The diagnosis of septic meningitis is the same as the diagnosis of sepsis with the addition of a CSF tap. CSF can be obtained from either the atlanto-occipital or the lumbo-sacral space. Normal CSF should be clear, pale yellow and have few cells (1-5 cells/μl). These cells should be monocytes or lymphocytes. Neutrophils are not present in normal fluid. CSF protein ranges from 82-138 in normal foals. Foals with septic meningitis will have CSF that is cloudy in color and have increase protein and cells with a differential cell population that includes neutrophils.

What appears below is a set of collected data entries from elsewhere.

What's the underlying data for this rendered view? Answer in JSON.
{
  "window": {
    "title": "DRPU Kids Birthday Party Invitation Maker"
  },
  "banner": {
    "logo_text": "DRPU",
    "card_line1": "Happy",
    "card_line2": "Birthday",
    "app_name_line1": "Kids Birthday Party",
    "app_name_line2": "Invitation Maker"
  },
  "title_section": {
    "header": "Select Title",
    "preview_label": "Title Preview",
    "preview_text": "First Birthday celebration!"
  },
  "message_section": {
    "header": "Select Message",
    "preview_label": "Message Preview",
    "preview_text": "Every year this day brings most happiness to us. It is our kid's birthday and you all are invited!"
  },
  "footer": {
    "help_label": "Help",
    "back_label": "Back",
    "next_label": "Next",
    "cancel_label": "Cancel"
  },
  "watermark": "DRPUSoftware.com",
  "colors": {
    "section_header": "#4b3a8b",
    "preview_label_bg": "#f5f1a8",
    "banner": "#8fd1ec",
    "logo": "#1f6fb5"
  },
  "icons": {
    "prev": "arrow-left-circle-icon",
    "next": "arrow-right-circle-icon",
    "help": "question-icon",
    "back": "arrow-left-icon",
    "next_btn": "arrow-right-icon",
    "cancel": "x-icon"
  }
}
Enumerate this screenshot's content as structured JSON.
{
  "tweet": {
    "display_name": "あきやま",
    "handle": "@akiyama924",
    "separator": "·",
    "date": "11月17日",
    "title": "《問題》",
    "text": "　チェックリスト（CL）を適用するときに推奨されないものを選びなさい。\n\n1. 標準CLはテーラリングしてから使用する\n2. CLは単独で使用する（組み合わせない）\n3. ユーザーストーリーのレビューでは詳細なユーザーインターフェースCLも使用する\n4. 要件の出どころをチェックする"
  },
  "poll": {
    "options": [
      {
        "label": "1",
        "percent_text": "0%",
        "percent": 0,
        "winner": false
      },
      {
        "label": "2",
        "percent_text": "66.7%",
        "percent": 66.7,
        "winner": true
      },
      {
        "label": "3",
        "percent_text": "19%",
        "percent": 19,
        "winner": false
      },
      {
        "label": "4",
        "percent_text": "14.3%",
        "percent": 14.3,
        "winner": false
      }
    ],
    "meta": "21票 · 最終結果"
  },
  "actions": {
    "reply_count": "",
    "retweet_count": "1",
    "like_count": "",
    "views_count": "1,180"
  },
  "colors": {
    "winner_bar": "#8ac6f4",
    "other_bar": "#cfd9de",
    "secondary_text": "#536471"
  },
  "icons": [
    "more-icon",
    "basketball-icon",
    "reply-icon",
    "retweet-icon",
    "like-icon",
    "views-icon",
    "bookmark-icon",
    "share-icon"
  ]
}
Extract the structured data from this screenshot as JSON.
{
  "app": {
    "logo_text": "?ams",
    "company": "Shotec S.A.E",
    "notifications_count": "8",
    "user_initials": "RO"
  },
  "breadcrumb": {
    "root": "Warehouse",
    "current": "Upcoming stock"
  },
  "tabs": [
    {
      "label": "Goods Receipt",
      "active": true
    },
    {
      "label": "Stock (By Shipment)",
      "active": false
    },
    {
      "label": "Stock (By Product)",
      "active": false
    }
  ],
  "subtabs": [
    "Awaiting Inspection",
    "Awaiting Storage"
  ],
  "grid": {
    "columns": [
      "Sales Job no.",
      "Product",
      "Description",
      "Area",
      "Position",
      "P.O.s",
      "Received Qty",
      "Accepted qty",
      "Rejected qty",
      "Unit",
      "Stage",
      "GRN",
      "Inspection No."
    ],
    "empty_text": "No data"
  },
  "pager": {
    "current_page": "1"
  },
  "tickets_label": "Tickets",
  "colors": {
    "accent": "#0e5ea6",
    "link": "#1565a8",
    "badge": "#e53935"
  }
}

The basic treatment of septic meningitis is the same as that for sepsis with the exception of antibiotic choice. The antibiotics that we use as a first line of defense for septicemia do not penetrate the blood brain barrier even in the inflamed state!. Antibiotics that penetrate CNS include the following: Chloramphenicol – effective against gram +, Trimethoprin sulfa - increasing resistance, Cefotaxine –broad spectrum, bactericidal, and Ceftazidime- broad spectrum, bactericidal.
Prognosis for septic meningitis is poor.
Congenital causes for seizure-like activity
Lunn reported a familial occurrence of narcolepsy in miniature horses. Signs of narcolepsy were present at birth or within 3 days of birth. Foals would collapse when stimulated by suckling or handling. Clinical signs lessen as the foals mature.
Egyptian Arabian foals appear to have 2 different types of seizure problems. The first is a benign pediatric epilepsy. The foals are normal between seizures which may be single or multiple,. Central blindness may be seen during postictal phase;. Prognosis is generally good with the foals outgrowing the signs in a few months. The second type of seizures seen in the Egyptian line is called Lavender foal syndrome. It is called such because affected foals have a washed out coat color that may have a lavender appearance. These foals show constant seizure activity from birth that is non-responsive to anticonvulsants. It has been suggested that this is due to a defect in the choroid plexus. Prognosis for this problem is grave.